Aggiungere il peperoncino calabrese fresco e il pangrattato per far assorbire l'olio di cottura.
Portare in ebollizione l'acqua in una pentola, calare la stroncatura e lasciare cuocere per 9 minuti.
Scolare la struncatura e versarla in padella, iniziare a mantecare aggiungendo di tanto in tanto dell'acqua calda non salata o brodo di verdure non salato.
Filippo Cogliandro
Esiste al Sud, e precisamente nella zona di Gioia Tauro, Bagnara e Palmi in Calabria, un piatto squisito ma povero, talmente povero e di così misera origine che per lungo tempo fu proibito e la popolazione lo consumava di nascosto: la struncatura, chiamata anche stroncatura.
Mentre oggi si consuma, principalmente nei tre Comuni appena citati, la sua origine deve farsi risalire nel solo Comune di Gioia Tauro dove, durante la metà del 1700, alcuni commercianti amalfitani decidono di trasferirsi da Amalfi perche, in quel periodo, tutta la zona di Gioia Tauro era in grande fermento per il commercio dell’olio.
Giunti a Gioia, molti commercianti portarono a loro seguito anche le loro tradizioni ed i loro prodotti.

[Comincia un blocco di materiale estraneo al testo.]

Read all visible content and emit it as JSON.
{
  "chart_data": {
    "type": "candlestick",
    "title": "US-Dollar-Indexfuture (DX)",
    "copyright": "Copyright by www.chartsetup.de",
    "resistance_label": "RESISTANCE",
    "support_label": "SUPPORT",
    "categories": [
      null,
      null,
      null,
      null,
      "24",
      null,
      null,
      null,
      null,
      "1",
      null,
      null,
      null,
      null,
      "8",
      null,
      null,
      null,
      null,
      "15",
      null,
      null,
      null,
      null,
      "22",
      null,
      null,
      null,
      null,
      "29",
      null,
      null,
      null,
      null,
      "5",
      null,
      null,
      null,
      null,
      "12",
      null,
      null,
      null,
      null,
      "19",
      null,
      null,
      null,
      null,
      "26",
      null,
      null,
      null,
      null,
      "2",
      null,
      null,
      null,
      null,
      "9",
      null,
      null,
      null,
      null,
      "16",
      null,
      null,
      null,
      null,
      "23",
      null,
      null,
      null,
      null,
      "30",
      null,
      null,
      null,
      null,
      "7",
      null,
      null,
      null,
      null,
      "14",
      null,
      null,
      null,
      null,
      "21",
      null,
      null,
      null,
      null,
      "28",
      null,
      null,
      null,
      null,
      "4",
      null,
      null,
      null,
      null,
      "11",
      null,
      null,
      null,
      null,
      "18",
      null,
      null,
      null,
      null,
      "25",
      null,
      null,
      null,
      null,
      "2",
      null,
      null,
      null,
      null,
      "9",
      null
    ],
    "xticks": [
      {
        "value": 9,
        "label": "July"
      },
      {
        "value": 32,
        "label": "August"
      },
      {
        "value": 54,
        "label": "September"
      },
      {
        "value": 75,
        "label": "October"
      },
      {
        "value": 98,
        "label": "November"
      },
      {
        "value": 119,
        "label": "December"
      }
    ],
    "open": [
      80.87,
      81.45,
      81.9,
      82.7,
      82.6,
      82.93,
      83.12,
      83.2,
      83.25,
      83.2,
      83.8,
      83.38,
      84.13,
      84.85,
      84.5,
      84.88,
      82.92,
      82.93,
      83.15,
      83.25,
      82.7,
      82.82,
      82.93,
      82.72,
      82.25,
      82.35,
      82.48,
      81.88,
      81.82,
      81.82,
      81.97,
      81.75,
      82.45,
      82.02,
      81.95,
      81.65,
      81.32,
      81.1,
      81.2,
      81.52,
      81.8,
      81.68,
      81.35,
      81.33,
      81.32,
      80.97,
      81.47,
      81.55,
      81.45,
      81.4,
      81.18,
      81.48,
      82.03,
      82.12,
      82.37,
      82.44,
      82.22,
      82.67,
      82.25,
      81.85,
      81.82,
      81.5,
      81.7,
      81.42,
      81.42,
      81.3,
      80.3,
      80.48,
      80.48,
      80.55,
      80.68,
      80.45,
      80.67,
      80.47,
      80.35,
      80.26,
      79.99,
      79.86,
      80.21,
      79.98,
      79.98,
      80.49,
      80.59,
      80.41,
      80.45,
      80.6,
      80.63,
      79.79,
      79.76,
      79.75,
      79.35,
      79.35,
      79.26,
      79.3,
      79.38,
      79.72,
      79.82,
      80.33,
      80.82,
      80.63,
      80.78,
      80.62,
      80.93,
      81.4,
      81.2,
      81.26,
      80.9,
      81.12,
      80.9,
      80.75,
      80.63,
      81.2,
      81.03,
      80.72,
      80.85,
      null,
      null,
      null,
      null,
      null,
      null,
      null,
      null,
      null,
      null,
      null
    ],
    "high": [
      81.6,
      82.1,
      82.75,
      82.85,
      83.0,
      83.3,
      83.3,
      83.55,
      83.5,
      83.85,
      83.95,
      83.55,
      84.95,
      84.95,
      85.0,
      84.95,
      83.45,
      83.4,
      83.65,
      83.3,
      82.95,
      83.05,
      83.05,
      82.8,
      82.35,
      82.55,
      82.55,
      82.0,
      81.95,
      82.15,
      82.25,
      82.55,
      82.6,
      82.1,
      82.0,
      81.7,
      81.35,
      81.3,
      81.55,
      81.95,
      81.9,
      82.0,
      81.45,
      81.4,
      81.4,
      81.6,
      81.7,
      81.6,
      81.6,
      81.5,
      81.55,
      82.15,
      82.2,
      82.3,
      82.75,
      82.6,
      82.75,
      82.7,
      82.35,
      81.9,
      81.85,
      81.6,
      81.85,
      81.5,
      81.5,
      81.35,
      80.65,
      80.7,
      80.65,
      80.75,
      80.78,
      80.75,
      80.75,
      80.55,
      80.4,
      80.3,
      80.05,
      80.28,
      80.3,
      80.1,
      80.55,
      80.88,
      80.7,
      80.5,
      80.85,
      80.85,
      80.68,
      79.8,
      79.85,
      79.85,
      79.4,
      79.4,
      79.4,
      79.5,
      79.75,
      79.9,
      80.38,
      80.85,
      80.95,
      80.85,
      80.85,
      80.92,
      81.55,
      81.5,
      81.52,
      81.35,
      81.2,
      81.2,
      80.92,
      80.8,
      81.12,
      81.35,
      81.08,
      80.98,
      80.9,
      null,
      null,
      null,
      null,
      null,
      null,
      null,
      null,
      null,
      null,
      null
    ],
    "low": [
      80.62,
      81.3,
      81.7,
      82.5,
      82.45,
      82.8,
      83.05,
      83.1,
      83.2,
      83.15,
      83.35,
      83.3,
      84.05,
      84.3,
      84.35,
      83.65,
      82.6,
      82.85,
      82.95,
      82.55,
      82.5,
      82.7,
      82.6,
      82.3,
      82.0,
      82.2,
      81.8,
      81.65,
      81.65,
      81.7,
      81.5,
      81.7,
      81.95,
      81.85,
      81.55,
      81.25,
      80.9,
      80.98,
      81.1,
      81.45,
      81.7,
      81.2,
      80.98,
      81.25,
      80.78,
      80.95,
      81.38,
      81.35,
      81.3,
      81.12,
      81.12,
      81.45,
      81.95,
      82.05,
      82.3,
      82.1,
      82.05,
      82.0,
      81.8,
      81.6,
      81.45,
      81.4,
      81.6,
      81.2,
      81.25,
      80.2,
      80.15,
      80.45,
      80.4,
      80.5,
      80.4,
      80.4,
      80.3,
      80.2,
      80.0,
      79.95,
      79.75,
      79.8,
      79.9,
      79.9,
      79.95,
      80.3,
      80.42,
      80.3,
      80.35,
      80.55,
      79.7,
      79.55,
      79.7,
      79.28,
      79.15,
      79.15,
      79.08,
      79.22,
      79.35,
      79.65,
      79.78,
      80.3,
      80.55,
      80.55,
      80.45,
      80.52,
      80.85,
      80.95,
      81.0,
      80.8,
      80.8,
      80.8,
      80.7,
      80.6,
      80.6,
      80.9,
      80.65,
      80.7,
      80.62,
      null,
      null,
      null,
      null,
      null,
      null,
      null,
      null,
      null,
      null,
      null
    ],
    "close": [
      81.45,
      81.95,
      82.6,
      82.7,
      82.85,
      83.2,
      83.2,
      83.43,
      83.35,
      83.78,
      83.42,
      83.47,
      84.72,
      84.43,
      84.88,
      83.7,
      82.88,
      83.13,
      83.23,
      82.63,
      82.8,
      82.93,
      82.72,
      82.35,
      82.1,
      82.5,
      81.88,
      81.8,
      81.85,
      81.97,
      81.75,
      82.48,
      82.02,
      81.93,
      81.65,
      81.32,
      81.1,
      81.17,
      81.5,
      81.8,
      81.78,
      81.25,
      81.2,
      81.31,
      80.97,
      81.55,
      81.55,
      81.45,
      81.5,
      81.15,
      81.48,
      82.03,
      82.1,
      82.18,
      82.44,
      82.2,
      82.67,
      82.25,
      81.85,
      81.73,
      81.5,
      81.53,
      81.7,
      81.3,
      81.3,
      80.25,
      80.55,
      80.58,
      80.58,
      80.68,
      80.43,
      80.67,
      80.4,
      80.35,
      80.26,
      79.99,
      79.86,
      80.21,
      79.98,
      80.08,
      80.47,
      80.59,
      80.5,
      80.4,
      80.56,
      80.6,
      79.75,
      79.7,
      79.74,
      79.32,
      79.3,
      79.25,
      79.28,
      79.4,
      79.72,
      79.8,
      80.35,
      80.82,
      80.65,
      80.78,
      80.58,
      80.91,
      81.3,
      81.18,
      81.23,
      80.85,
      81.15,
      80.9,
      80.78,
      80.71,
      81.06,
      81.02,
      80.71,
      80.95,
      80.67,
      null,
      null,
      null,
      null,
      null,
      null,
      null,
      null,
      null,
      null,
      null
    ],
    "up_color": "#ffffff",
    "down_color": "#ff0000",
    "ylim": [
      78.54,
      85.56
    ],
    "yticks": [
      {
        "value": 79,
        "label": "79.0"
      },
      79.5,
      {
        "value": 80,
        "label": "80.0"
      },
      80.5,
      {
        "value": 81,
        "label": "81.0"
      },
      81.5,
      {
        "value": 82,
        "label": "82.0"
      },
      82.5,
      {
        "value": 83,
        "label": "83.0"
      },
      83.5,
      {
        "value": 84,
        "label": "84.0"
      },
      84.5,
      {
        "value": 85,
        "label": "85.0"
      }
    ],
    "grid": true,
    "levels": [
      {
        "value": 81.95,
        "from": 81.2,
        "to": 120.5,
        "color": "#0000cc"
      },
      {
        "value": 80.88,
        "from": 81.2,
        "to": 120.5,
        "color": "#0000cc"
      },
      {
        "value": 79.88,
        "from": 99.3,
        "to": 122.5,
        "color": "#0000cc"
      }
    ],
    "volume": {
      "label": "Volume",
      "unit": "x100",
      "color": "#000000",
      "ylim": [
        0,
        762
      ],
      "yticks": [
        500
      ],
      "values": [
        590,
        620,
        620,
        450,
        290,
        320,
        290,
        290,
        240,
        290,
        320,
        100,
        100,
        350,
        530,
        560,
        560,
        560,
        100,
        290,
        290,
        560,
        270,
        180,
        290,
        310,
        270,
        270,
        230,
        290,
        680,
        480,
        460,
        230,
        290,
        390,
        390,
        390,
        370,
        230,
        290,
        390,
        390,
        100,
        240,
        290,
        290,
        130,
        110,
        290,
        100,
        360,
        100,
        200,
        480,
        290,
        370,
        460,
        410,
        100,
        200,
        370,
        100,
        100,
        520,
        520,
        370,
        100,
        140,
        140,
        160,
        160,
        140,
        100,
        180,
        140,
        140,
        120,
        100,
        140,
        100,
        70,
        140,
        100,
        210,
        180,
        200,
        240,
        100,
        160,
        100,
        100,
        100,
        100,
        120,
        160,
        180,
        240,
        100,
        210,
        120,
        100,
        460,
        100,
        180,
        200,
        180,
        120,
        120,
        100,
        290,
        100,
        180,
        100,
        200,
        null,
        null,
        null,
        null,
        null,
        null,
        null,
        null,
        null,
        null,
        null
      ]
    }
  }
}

Primo fra tutti la Struncatura.
Trattasi di un tipo di pasta secca fatta a macchina (non a mano), di formato simile alle linguine e lunga, circa, quaranta centimetri che, già a fine Settecento, veniva prodotta nei pastifici artigianali a Gioia Tauro con gli scarti delle crusche di molitura da alcuni commercianti amalfitani. Si narra che la farina venisse letteralmente spazzata dal pavimento dei loro depositi per poi essere raccolta e utilizzata negli arcaici pastifici e farne la pasta che risultava scura, callosa e molto, molto saporita. Se era troppo acida a causa del clima o per i grani umidi, veniva utilizzata come cibo per animali. Piatto povero e umile la stroncatura, ma in essa c’è tutta la cultura del cibo del Sud, secondo la quale ogni alimento è sacro e non va mai sprecato.
C’è da dire che l’igiene della modalità di produzione della stroncatura era veramente scarsa e poco controllabile, tanto che, verso la fine dell’Ottocento, le autorità ne proibirono la vendita. La stroncatura però, che nutriva la gran parte della popolazione, continuò ad essere smerciata sottobanco e divenne così merce di contrabbando. Fino a non molti anni fa si poteva ancora trovare in alcune botteghe di Gioia Tauro, sfusa o avvolta nelle classiche confezioni di carta da mezzo chilo. Il piatto tipico è con alici, olive nere, capperi, aglio e mollica tostata. La mollica serviva per fare asciugare l'amido della pasta che finiva la cottura insieme al condimento che veniva allungato acqua di cottura. Questo procedimento consentiva di non far disperdere, appunto, l'amido della Pasta ".